Mengenal Fungsi Hukum
ILMU HUKUM


Pendahuluan
Hukum merupakan salah satu pilar penting yang menopang kehidupan bermasyarakat dan bernegara. Fungsinya tidak hanya sebatas mengatur perilaku manusia, tetapi juga menjadi alat untuk mendukung tercapainya tujuan-tujuan besar dalam masyarakat, seperti ketertiban, keadilan, dan kesejahteraan. Pentingnya fungsi hukum bisa dipahami dengan melihat peran aktif maupun pasif yang dijalankan hukum di berbagai sistem hukum di dunia, baik Eropa Kontinental, Anglo-Saxon, Islam, Sosialis, maupun Adat. Sistem-sistem di dunia memiliki kesamaan dalam merumuskan pentingnya hukum berfungsi dengan baik, tepat, taat asas, dan akomodatif.
Pembahasan
Secara mendasar, fungsi hukum dibagi menjadi fungsi aktif dan fungsi pasif. Meskipun berbeda, keduanya berjalan secara bersamaan dan saling bersinergi dalam pelaksanaannya. Keberhasilan fungsi hukum sangat bergantung pada perumusan tujuan hukum itu sendiri.
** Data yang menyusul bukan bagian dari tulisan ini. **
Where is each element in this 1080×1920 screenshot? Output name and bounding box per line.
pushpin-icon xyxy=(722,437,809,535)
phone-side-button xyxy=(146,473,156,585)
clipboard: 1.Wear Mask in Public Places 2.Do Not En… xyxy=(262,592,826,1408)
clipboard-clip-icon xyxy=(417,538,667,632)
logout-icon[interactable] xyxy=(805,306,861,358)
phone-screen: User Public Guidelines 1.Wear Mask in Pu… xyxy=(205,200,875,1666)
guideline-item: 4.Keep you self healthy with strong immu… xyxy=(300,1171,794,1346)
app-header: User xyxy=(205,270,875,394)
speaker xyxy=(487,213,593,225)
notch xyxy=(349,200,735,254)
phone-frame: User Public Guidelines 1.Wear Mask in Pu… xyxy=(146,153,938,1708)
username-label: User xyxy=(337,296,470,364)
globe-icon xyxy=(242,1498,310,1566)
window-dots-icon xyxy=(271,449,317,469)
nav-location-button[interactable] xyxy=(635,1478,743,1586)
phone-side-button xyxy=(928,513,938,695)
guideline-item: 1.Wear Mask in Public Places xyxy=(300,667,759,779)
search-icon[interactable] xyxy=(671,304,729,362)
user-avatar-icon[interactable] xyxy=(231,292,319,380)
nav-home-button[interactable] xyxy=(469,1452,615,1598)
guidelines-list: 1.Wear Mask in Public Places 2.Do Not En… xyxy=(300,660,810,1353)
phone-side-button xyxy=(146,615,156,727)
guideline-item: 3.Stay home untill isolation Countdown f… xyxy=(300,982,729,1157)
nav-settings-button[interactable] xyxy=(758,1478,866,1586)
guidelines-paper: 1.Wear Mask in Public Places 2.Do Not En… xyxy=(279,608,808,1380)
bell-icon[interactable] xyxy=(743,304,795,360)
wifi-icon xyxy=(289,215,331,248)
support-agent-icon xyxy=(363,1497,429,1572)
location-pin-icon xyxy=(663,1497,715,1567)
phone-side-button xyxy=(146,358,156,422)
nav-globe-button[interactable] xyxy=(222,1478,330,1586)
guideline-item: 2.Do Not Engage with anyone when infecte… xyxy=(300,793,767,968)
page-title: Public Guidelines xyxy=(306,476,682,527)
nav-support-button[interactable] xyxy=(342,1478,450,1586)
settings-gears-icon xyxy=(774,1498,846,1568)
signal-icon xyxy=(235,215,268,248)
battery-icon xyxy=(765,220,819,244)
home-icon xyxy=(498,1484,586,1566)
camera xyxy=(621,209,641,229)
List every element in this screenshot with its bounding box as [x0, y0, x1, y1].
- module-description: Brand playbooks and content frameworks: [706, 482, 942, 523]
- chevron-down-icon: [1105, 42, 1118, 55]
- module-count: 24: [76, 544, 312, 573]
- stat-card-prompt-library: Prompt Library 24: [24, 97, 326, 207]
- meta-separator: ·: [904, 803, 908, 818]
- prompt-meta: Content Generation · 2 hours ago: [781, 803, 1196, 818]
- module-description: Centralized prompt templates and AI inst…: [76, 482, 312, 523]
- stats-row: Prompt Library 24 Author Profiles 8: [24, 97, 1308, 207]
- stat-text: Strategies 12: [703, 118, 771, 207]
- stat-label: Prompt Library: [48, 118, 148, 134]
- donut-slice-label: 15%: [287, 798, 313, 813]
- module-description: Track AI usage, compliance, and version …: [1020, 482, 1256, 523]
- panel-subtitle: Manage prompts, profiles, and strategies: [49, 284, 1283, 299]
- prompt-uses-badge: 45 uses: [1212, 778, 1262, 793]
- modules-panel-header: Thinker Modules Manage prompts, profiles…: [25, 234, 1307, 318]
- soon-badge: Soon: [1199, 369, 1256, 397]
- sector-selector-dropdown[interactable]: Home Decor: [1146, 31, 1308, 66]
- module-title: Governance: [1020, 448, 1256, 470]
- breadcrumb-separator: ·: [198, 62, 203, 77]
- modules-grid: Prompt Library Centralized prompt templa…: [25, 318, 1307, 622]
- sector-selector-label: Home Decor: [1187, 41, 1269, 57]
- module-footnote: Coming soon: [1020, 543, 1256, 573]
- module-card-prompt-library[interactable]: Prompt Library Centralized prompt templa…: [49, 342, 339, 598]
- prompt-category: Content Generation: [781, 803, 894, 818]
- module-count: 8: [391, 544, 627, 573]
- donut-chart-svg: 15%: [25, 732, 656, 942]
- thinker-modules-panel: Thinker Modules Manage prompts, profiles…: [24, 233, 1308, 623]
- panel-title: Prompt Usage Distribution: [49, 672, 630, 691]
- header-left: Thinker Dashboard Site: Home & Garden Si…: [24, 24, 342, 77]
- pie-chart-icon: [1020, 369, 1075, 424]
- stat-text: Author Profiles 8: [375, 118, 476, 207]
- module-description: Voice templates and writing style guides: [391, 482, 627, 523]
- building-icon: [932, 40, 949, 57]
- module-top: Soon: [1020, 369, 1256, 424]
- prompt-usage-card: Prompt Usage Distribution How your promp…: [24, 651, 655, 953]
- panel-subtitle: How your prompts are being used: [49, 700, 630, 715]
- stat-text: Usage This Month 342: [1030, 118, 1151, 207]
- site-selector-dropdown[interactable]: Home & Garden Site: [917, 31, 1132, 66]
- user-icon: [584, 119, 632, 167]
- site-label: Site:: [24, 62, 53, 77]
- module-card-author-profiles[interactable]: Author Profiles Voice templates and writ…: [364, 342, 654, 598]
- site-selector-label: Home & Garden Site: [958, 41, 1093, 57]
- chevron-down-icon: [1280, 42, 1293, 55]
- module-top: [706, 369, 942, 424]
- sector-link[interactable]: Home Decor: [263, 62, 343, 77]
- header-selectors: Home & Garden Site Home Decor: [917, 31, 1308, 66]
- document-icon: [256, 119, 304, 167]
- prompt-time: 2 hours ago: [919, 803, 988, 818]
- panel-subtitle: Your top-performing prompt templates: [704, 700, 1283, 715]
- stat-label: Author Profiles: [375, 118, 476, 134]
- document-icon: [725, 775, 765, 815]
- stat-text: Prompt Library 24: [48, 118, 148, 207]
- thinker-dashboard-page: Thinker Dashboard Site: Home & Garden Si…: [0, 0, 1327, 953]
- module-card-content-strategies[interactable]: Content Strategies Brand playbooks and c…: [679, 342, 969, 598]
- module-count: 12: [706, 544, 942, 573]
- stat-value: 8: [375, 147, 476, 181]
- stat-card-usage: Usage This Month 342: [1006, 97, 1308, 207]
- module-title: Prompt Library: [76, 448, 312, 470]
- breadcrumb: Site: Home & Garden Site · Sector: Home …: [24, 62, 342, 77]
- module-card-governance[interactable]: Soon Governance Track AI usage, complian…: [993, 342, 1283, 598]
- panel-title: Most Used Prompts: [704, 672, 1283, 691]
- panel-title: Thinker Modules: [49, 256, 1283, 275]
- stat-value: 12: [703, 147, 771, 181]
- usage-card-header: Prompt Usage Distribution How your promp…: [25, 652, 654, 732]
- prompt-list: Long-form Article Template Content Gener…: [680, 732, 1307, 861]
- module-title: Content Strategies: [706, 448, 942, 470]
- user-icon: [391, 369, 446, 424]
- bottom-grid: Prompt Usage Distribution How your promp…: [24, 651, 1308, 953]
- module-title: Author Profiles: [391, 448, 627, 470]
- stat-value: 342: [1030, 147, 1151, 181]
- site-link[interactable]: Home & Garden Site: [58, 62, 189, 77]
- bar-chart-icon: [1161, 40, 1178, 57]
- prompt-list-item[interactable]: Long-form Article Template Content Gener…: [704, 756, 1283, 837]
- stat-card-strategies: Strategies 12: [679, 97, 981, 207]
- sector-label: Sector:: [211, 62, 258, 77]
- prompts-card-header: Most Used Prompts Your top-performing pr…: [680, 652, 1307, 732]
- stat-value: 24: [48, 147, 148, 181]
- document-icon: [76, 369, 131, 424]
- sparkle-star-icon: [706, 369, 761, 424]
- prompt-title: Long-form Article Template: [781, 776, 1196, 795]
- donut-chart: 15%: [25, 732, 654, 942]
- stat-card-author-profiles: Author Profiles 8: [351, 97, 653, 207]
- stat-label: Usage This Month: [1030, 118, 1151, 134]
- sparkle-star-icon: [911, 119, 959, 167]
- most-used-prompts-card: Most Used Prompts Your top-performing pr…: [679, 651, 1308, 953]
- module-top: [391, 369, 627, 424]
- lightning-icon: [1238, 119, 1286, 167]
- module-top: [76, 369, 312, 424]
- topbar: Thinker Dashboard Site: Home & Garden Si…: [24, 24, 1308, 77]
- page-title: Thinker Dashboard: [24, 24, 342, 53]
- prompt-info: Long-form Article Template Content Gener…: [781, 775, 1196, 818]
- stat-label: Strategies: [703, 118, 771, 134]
Lawrence M. Friedman mengelompokkan fungsi hukum menjadi tiga, yaitu fungsi pengawasan/pengendalian sosial (pasif), fungsi penyelesaian sengketa, dan fungsi hukum sebagai rekayasa sosial (aktif).
Berbagai Fungsi Hukum
Pada umumnya, fungsi hukum dikategorikan menjadi fungsi pasif dan aktif. Selain itu, terdapat juga perbedaan fungsi berdasarkan fungsi langsung dan tidak langsung.
Fungsi Hukum sebagai Sarana Pengendalian Sosial
Hukum berperan sebagai sarana pengendalian sosial, khususnya di bidang-bidang kehidupan masyarakat yang sensitif. Bernd Ruthers melihat hukum sebagai instrumen kekuasaan untuk menertibkan, mengatur, dan merekayasa perilaku masyarakat. Hukum yang efektif dan konsisten akan menciptakan kepastian hukum, sehingga masyarakat tahu perilaku mana yang sesuai atau bertentangan dengan hukum.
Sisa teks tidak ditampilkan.